Felicia Winnett November 15, 2014 at 8:27 pm

I just wanted you to be aware that a Facebook page called Southern Eats & Sweets is using your single mini image as their own on their page. It was posted Dec. 15, 2013. Just a heads up.

Urvashee November 17, 2014 at 10:45 am

Felicia, Thank you for the heads up. Unfortunately, these things happen. 🙁 I could not find it so they hopefully they took it down.

April November 15, 2014 at 9:24 pm

Do I have to make these in a mini cheesecake pan or could I do it in a cupcake pan with cupcake liners? Would it effect the taste, texture or bake time?

Urvashee November 17, 2014 at 10:35 am

Hi April. I don’t think it would affect taste or texture. The outside won’t have as smooth of an appearance and I’m not sure if it will lose shape as you tear away the liners. You can try it and if its a problem then try to smooth it out with the backside of an offset spatula. The bake time should not vary by much- just keep an eye on it. Hope this helps.

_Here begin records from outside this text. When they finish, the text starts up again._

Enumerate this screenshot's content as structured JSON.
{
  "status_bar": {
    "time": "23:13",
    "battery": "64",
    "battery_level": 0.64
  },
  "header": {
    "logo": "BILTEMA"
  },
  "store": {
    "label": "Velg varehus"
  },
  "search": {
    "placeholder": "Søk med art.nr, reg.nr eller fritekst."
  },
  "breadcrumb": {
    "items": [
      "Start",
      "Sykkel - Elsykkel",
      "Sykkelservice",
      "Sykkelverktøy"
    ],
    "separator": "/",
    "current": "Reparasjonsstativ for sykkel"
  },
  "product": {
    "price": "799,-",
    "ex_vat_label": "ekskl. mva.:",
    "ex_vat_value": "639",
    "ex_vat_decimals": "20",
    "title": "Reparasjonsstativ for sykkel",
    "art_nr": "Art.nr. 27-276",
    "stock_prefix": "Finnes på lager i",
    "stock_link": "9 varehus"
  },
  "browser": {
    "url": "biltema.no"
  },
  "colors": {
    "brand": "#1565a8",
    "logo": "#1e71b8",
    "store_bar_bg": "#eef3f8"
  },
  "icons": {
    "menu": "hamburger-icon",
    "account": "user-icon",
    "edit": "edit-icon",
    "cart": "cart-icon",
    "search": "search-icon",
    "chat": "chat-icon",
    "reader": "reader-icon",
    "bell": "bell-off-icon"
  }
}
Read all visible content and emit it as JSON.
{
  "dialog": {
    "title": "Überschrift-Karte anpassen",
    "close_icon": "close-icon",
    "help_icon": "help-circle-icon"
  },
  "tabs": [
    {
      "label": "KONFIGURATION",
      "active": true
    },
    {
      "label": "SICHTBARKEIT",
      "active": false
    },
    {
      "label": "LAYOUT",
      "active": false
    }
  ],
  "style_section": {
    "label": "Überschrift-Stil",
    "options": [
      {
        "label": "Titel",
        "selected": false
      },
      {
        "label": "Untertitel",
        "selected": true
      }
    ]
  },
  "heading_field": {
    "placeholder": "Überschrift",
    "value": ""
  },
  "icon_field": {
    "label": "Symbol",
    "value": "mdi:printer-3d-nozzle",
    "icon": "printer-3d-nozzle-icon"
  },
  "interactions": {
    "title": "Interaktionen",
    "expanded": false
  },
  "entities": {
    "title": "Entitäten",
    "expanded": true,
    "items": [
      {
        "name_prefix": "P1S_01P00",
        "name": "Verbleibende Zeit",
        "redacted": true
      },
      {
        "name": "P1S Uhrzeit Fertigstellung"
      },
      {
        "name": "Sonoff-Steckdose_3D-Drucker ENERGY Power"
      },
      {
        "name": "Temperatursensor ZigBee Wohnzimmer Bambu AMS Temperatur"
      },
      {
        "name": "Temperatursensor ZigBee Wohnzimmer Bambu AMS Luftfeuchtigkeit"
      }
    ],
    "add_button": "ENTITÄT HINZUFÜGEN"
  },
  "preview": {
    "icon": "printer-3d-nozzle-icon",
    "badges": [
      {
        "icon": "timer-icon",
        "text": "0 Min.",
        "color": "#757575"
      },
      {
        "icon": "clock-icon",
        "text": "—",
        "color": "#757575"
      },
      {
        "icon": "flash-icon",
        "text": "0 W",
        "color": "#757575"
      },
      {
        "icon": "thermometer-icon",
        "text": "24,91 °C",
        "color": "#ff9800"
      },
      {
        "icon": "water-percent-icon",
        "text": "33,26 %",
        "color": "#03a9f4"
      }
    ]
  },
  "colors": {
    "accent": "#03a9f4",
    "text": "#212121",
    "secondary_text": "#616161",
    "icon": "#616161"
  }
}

Amy November 25, 2014 at 11:32 pm

Thank you for this recipe. I love this. Making this for the second time tonight. I didn’t have a mini cheesecake pan so I used cupcake liners and a muffin pan. I also doubled the recipe. I check it at 15 minutes to see if it sets because the cupcake size somewhat cooks faster. They are perfect and keep there shape just fine. Got requested to make them for our huge thanksgiving get together. Tip: Anytime I make any kind of cheesecake I put a pan of water in the bottom rack of the oven. Makes the cheesecake keep its moisture and prevents cracks.

Urvashee December 4, 2014 at 1:05 pm

Thanks Amy, I’m glad the cupcake liners worked out for you. Thanks for tip!